Furthermore, “you can then use the pirates as your legitimate distributors”.

Based on this approach, Pottinger persuaded some of the international studios to give Johnnic Africa a three-year period of reduced royalty payments from sales in Nigeria. The aim: to develop a competitive industry for legitimate copies.

At the same time, he is working with a local copyright association and the Nigerian authorities to enforce intellectual property rights at the points of production and sale.

“But that’s ancillary to the business strategy,” he adds.

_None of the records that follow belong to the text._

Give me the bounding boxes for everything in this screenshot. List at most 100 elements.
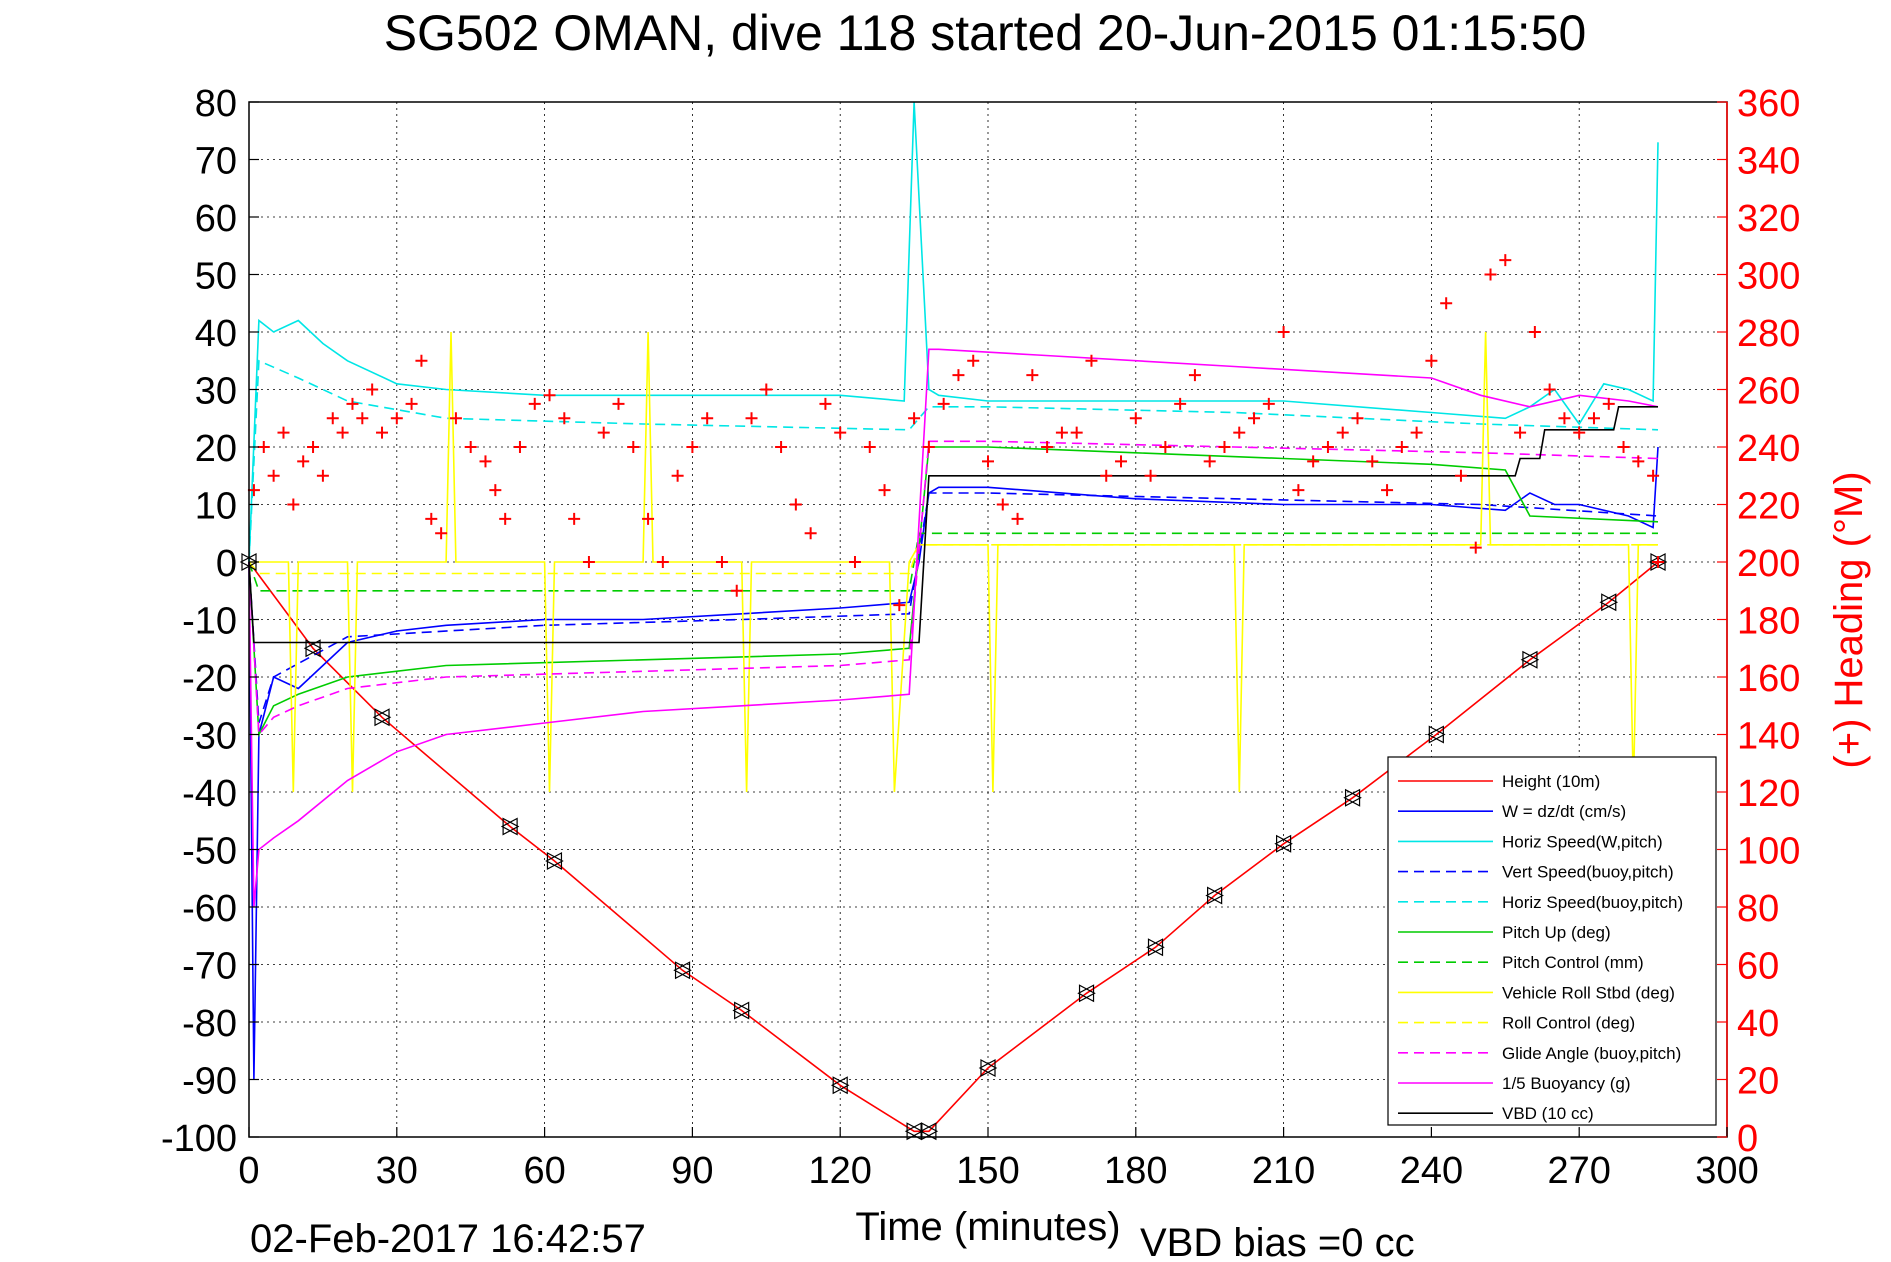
y2-tick-label: 180 xyxy=(1737,601,1800,643)
heading-point xyxy=(1632,455,1645,468)
heading-point xyxy=(1129,412,1142,425)
heading-point xyxy=(1440,297,1453,310)
heading-point xyxy=(848,556,861,568)
heading-point xyxy=(1159,441,1172,453)
y-tick-label: -10 xyxy=(182,601,237,643)
heading-point xyxy=(1484,268,1497,281)
heading-point xyxy=(878,484,891,497)
heading-point xyxy=(1499,254,1512,267)
y-tick-label: 50 xyxy=(195,256,237,298)
heading-point xyxy=(1454,469,1467,482)
heading-point xyxy=(1617,441,1630,453)
series-line-6 xyxy=(248,446,1659,738)
heading-point xyxy=(257,441,270,453)
y-tick-label: -70 xyxy=(182,946,237,988)
heading-point xyxy=(1351,412,1364,425)
footer-date: 02-Feb-2017 16:42:57 xyxy=(250,1217,646,1261)
heading-point xyxy=(582,556,595,568)
y2-tick-label: 80 xyxy=(1737,888,1779,930)
x-tick-label: 300 xyxy=(1695,1150,1758,1192)
height-marker xyxy=(500,817,518,836)
legend-label: Horiz Speed(W,pitch) xyxy=(1502,832,1663,851)
heading-point xyxy=(1410,426,1423,439)
heading-point xyxy=(425,512,438,525)
y2-tick-label: 140 xyxy=(1737,716,1800,758)
heading-point xyxy=(1262,397,1275,410)
heading-point xyxy=(1647,469,1660,482)
heading-point xyxy=(1514,426,1527,439)
heading-point xyxy=(1543,383,1556,396)
y-tick-label: 10 xyxy=(195,486,237,528)
footer-note: VBD bias =0 cc xyxy=(1140,1221,1415,1262)
heading-point xyxy=(449,412,462,425)
heading-point xyxy=(366,383,379,396)
height-marker xyxy=(1274,834,1292,853)
y2-tick-label: 0 xyxy=(1737,1118,1758,1160)
heading-point xyxy=(568,512,581,525)
height-marker xyxy=(545,852,563,870)
heading-point xyxy=(297,455,310,468)
y2-tick-label: 100 xyxy=(1737,831,1800,873)
heading-point xyxy=(671,469,684,482)
heading-point xyxy=(1587,412,1600,425)
heading-point xyxy=(1174,397,1187,410)
chart-title: SG502 OMAN, dive 118 started 20-Jun-2015… xyxy=(384,5,1587,61)
x-tick-label: 90 xyxy=(671,1150,713,1192)
x-tick-label: 180 xyxy=(1104,1150,1167,1192)
series-line-2 xyxy=(248,446,1659,1080)
y2-axis-ticks: 3603403203002802602402202001801601401201… xyxy=(1717,83,1800,1160)
heading-point xyxy=(1115,455,1128,468)
height-marker xyxy=(1146,938,1164,957)
y-tick-label: 40 xyxy=(195,313,237,355)
heading-point xyxy=(1425,354,1438,367)
y-tick-label: -80 xyxy=(182,1003,237,1045)
heading-point xyxy=(1366,455,1379,468)
height-marker xyxy=(673,961,691,980)
heading-point xyxy=(937,397,950,410)
height-marker xyxy=(830,1076,848,1095)
height-marker xyxy=(1599,593,1617,612)
x-tick-label: 150 xyxy=(956,1150,1019,1192)
legend-label: Pitch Up (deg) xyxy=(1502,923,1611,942)
heading-point xyxy=(528,397,541,410)
heading-point xyxy=(597,426,610,439)
heading-point xyxy=(996,498,1009,511)
series-line-10 xyxy=(248,440,1659,737)
heading-point xyxy=(489,484,502,497)
heading-point xyxy=(686,441,699,453)
legend-label: Glide Angle (buoy,pitch) xyxy=(1502,1044,1681,1063)
heading-point xyxy=(479,455,492,468)
y2-tick-label: 260 xyxy=(1737,371,1800,413)
heading-point xyxy=(1602,397,1615,410)
heading-point xyxy=(715,556,728,568)
y-tick-label: 80 xyxy=(195,83,237,125)
y-tick-label: -50 xyxy=(182,831,237,873)
heading-point xyxy=(376,426,389,439)
heading-point xyxy=(1321,441,1334,453)
heading-point xyxy=(247,484,260,497)
series-line-11 xyxy=(248,348,1659,908)
x-axis-ticks: 0 30 60 90 120 150 180 210 240 270 300 xyxy=(238,1127,1759,1192)
heading-point xyxy=(1381,484,1394,497)
heading-point xyxy=(775,441,788,453)
heading-point xyxy=(952,369,965,382)
heading-point xyxy=(1652,556,1665,568)
heading-point xyxy=(405,397,418,410)
x-tick-label: 0 xyxy=(238,1150,259,1192)
heading-point xyxy=(893,599,906,612)
x-tick-label: 240 xyxy=(1400,1150,1463,1192)
series-line-9 xyxy=(248,543,1658,575)
heading-point xyxy=(656,556,669,568)
heading-point xyxy=(336,426,349,439)
heading-point xyxy=(804,527,817,540)
heading-point xyxy=(499,512,512,525)
legend-label: Horiz Speed(buoy,pitch) xyxy=(1502,893,1683,912)
heading-point xyxy=(789,498,802,511)
y-tick-label: -60 xyxy=(182,888,237,930)
legend-label: VBD (10 cc) xyxy=(1502,1104,1594,1123)
y2-tick-label: 40 xyxy=(1737,1003,1779,1045)
heading-point xyxy=(435,527,448,540)
legend-label: Pitch Control (mm) xyxy=(1502,953,1644,972)
heading-point xyxy=(967,354,980,367)
heading-point xyxy=(1277,326,1290,338)
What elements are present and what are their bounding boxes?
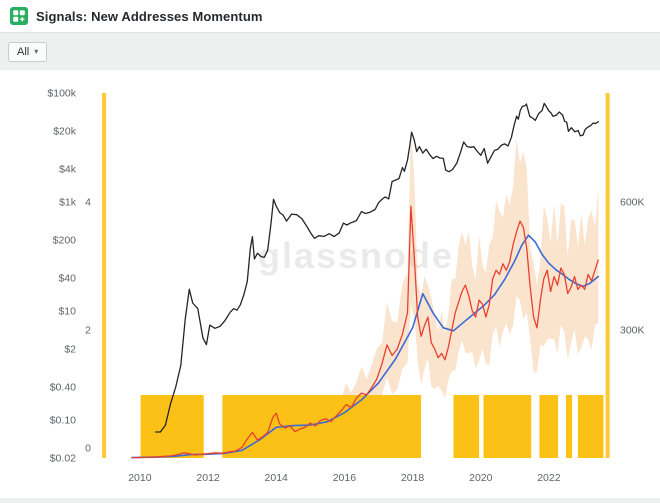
price-axis-label: $0.10 <box>50 414 76 426</box>
price-axis-label: $40 <box>58 273 76 285</box>
chart-area[interactable]: glassnode $100k $20k $4k $1k $200 $40 $10 $2 $0.4… <box>0 70 660 498</box>
chevron-down-icon: ▾ <box>34 46 39 56</box>
price-axis-label: $2 <box>64 344 76 356</box>
year-axis-label: 2010 <box>128 472 152 484</box>
price-line <box>155 102 600 433</box>
inner-axis-label: 4 <box>85 196 91 208</box>
count-axis-label: 600K <box>620 196 645 208</box>
year-axis-label: 2016 <box>333 472 357 484</box>
year-axis-label: 2014 <box>265 472 289 484</box>
signal-bar <box>453 395 480 458</box>
inner-axis-label: 2 <box>85 324 91 336</box>
price-axis-label: $1k <box>59 197 77 209</box>
signal-bar <box>483 395 532 458</box>
year-axis-label: 2012 <box>196 472 220 484</box>
header: Signals: New Addresses Momentum <box>0 0 660 33</box>
year-axis-label: 2018 <box>401 472 425 484</box>
inner-axis-label: 0 <box>85 443 91 455</box>
year-axis-label: 2020 <box>469 472 493 484</box>
price-axis-label: $200 <box>53 235 77 247</box>
price-axis-label: $4k <box>59 164 77 176</box>
highlight-line <box>605 93 610 458</box>
price-axis-label: $100k <box>47 88 76 100</box>
filter-dropdown[interactable]: All ▾ <box>8 41 48 62</box>
signal-bar <box>566 395 573 458</box>
highlight-line <box>102 93 107 458</box>
filter-dropdown-label: All <box>17 45 30 58</box>
signals-chart[interactable]: glassnode $100k $20k $4k $1k $200 $40 $10 $2 $0.4… <box>0 70 660 498</box>
count-axis-label: 300K <box>620 324 645 336</box>
average-line <box>131 234 600 459</box>
signal-bar <box>577 395 604 458</box>
signal-bar <box>539 395 559 458</box>
volatility-band <box>131 134 599 458</box>
watermark: glassnode <box>258 235 454 276</box>
workbench-icon-svg <box>10 7 28 25</box>
signal-bar <box>140 395 204 458</box>
page-title: Signals: New Addresses Momentum <box>36 8 263 24</box>
workbench-icon[interactable] <box>10 7 28 25</box>
momentum-line <box>131 205 600 459</box>
year-axis-label: 2022 <box>537 472 561 484</box>
price-axis-label: $0.40 <box>50 382 76 394</box>
toolbar: All ▾ <box>0 34 660 69</box>
signal-bar <box>222 395 422 458</box>
price-axis-label: $0.02 <box>50 453 76 465</box>
price-axis-label: $20k <box>53 126 77 138</box>
price-axis-label: $10 <box>58 305 76 317</box>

Johnnic’s Nigerian strategy has resonances with trends in the United States. There, the music industry in recent years has been struggling to maintain its high-priced CD sales. Blame was laid on Napster’s super-popular peer-to-peer distribution, whereby listeners simply shared the songs purchased by each other.

The outcome was legal action forcing Napster to cease its service. But with no sign of cheaper prices, a host of similar services sprang up. With tweaks to the technology, they exploit legal loopholes and remain immune to prosecution.

Parallel to these developments, the Apple computer company began selling its fashionable iPod portable music player devices along with cheap pay-per-song services off its iTunes website.

Thus, while the US music industry has blundered along an anachronistic quest to continue selling overpriced CDs, Apple has successfully pioneered a commercially viable alternative.

Along the same lines, Pottinger’s Nigerian strategy might well show that people on this continent are prepared to pay for entertainment content rights — if the price is right and quality guaranteed.

Johnnic Africa is also working on interesting responses to the challenges of copyright and logistics in newspaper publishing in Nigeria.

An early issue was what to do about a Nigerian company that was already using the name and masthead of Johnnic’s Johannesburg newspaper Business Day. Johncom Africa’s strategy was a share-exchange deal along the lines of joining them, rather than trying to beat them.

About 6 000 copies of the paper are now being sold each day, says Pottinger, the bulk through street sellers.

Difficulties with this system, however, include the fact that the vendors are controlled by powerful agents who operate only on a payment-in-arrears basis. In addition, the paper blurs into the array of publications carried by the vendors, and the bulk channel anyway fails to reach some of the targeted market of business readers.

So, the company has embarked on building an alternative system based on subscriptions and sponsored sales, with papers delivered by its own fleet of 45 motorbike riders.

“If we can achieve 20 000 to 25 000 sales in West Africa, and replicate this in East Africa, then we have a continental platform,” says Pottinger.

The aim along the way is also to build a distribution network that can also sell other Johnnic Africa products — books, maps and CDs.

The focus on business-oriented content reflects Johnnic’s strengths in South Africa where the company owns not just Business Day, but also the Financial Mail, Summit TV and I-Net Bridge.

It also hinges on a cautious approach. Pottinger argues that it could be risky to invest in political publications, particularly during election periods. He’s also hesitant about rushing into the radio business around Africa.

“Print and business intelligence are what we know best, so we’ll build a basis on that first. Radio has high margins, but it is also trapped in the regulatory and political environment.”

Pottinger’s plan is for the company to demonstrate it has a long-term commitment to a given country, and that it will use the time to build up a knowledge base and local partnerships.

“At that point, we can consider applying for radio licences.”

Johnnic Africa began with three people near the end of 2003, and will have more than 400 on its payroll by the end of 2005.

Wondering about the prospects of the company? You’ll need to monitor what’s selling on the streets of Lagos.